Wenn in Osttirol von Innovation und zukunftsorientierten Wirtschaftsmodellen die Rede ist, dann ist seit vielen Jahren Edwin Meindls „Micado“ das Paradebeispiel für die Kunst, auch in Randlage Erfolge mit viel Know-how und vorwiegend regionalen Fachkräften zu erzielen. Seit 16 Jahren tüftelt der findige Ingenieur mit seiner Technikertruppe an maßgeschneiderten Lösungen für Kunden aus der Industrie, seit 2003 ist Airbus der Schlüsselkunde des Betriebes, der jetzt von Lienz nach Oberlienz übersiedelte und dort mit mehr als offenen Armen empfangen wurde.

Der neue Firmensitz von Micado in Oberlienz. Foto: Micado
Der neue Firmensitz von Micado in Oberlienz. Foto: Micado

Mit Bürgermeister, Schützen, Marschmusik und Landeshauptmann Günther Platter als Gratulant wurde das neue Firmengebäude feierlich in Betrieb genommen. Micado war lange der Vorzeigebetrieb für den Lienzer Wirtschaftspark, dessen Branchenmix eine Hightechfirma zur Imagepolitur dringend brauchte. Meindl wäre auch in Lienz geblieben, seine Übersiedlungspläne an einen Standort in der Stadt scheiterten aber an behördlichen Hürden.
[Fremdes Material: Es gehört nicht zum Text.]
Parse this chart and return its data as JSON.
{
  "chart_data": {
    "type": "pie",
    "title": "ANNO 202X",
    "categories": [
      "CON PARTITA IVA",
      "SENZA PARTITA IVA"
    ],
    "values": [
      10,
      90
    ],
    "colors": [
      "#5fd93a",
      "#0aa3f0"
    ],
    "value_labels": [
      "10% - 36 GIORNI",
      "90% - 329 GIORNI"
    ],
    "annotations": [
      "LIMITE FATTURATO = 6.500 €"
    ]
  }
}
Jetzt sitzen die insgesamt 19 Mitarbeiter des Konstruktionsbetriebes in einem neuen, von Peter Jungmann entworfenen Haus samt beeindruckender Werkshalle, das viel Raum für weitere Erfolge bietet. Zu Airbus gesellten sich mittlerweile auch andere Flugzeugbauer, darunter Boeing. Die Auftragsbücher von Micado sind voll. Investiert wurden insgesamt 2,3 Millionen Euro.